神速。
まさしくそんな言葉がふさわしいような勢いで、イビルゴーレムは大剣を横に振ると、防壁魔法の膜におもいっきり叩きつけた。
「くっ!? あ、あぅぅあぁっ!?」
先程までの攻撃とは比べものにならない衝撃が、院長の全身を襲う。
「くぅぅぅ・・・・・は、はぁ・・・・はぁ・・・・あぁ。」
それでも彼女は倒れない。
自分の背後にいる子供達を守るため、最後まで足掻き続けることを選んだ。
「ま・・・まだです・・・・私は・・・・・頑張れます・・・・・。

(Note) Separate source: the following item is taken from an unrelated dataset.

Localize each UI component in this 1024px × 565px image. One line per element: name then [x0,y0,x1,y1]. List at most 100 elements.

」
しかし、運命は非情。
その決意を無駄だと言わんばかりに、さらなる絶望を振り翳していく。
プシュー
プシュー
プシュー
プシュー
プシュー
一体が大剣を出すと、それに伴い連鎖するかのように、一体・・・・・・また一体と・・・・・・蒸気音を吹き出し次々に大剣を出していく。

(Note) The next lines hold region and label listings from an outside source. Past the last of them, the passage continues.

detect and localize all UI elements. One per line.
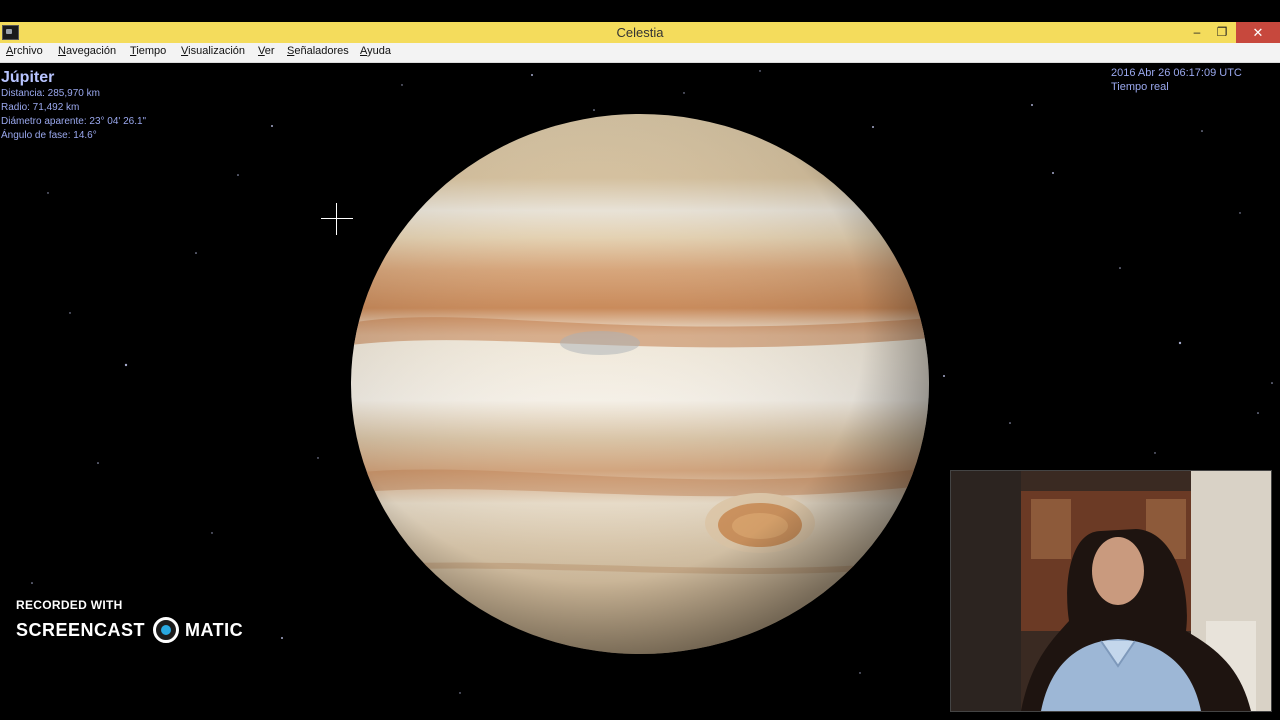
menu-senaladores[interactable]: Señaladores xyxy=(287,45,349,57)
screencast-logo-icon xyxy=(153,617,180,643)
minimize-button[interactable]: – xyxy=(1184,22,1210,43)
time-mode: Tiempo real xyxy=(1111,81,1169,93)
object-info-panel: Júpiter Distancia: 285,970 km Radio: 71,… xyxy=(1,69,146,143)
screencast-o-matic-watermark: SCREENCAST MATIC xyxy=(16,617,243,643)
top-black-strip xyxy=(0,0,1280,22)
menu-tiempo[interactable]: Tiempo xyxy=(130,45,166,57)
watermark-brand-left: SCREENCAST xyxy=(16,619,146,640)
close-button[interactable]: ✕ xyxy=(1236,22,1280,43)
watermark-recorded-with: RECORDED WITH xyxy=(16,598,123,612)
menu-bar: Archivo Navegación Tiempo Visualización … xyxy=(0,43,1280,63)
webcam-feed-image xyxy=(951,471,1271,711)
menu-archivo[interactable]: Archivo xyxy=(6,45,43,57)
object-radius: Radio: 71,492 km xyxy=(1,102,80,113)
menu-ver[interactable]: Ver xyxy=(258,45,275,57)
object-phase-angle: Ángulo de fase: 14.6° xyxy=(1,130,97,141)
object-apparent-diameter: Diámetro aparente: 23° 04' 26.1" xyxy=(1,116,147,127)
restore-button[interactable]: ❐ xyxy=(1209,22,1235,43)
window-title: Celestia xyxy=(616,25,664,40)
menu-navegacion[interactable]: Navegación xyxy=(58,45,116,57)
object-name: Júpiter xyxy=(1,69,55,86)
object-distance: Distancia: 285,970 km xyxy=(1,88,100,99)
jupiter-planet[interactable] xyxy=(350,113,930,655)
webcam-overlay xyxy=(950,470,1272,712)
crosshair-cursor xyxy=(321,203,353,235)
menu-visualizacion[interactable]: Visualización xyxy=(181,45,245,57)
watermark-brand-right: MATIC xyxy=(185,619,244,640)
title-bar[interactable]: Celestia – ❐ ✕ xyxy=(0,22,1280,44)
time-panel: 2016 Abr 26 06:17:09 UTC Tiempo real xyxy=(1111,66,1242,94)
simulation-datetime: 2016 Abr 26 06:17:09 UTC xyxy=(1111,67,1242,79)
menu-ayuda[interactable]: Ayuda xyxy=(360,45,391,57)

「そ・・・・・・・そんな・・・・・・い、いや・・・・。」
院長の心が折れかける。
「や・・やめて・・お願い・・・・やめてください・・・・・。」
イビルゴーレム軍団は大剣を振りかぶると・・・・・・・。
一斉に、同じ瞬間、同じ動作で・・・・・・・神速の動きをもって、防壁魔法の膜に叩きつけた。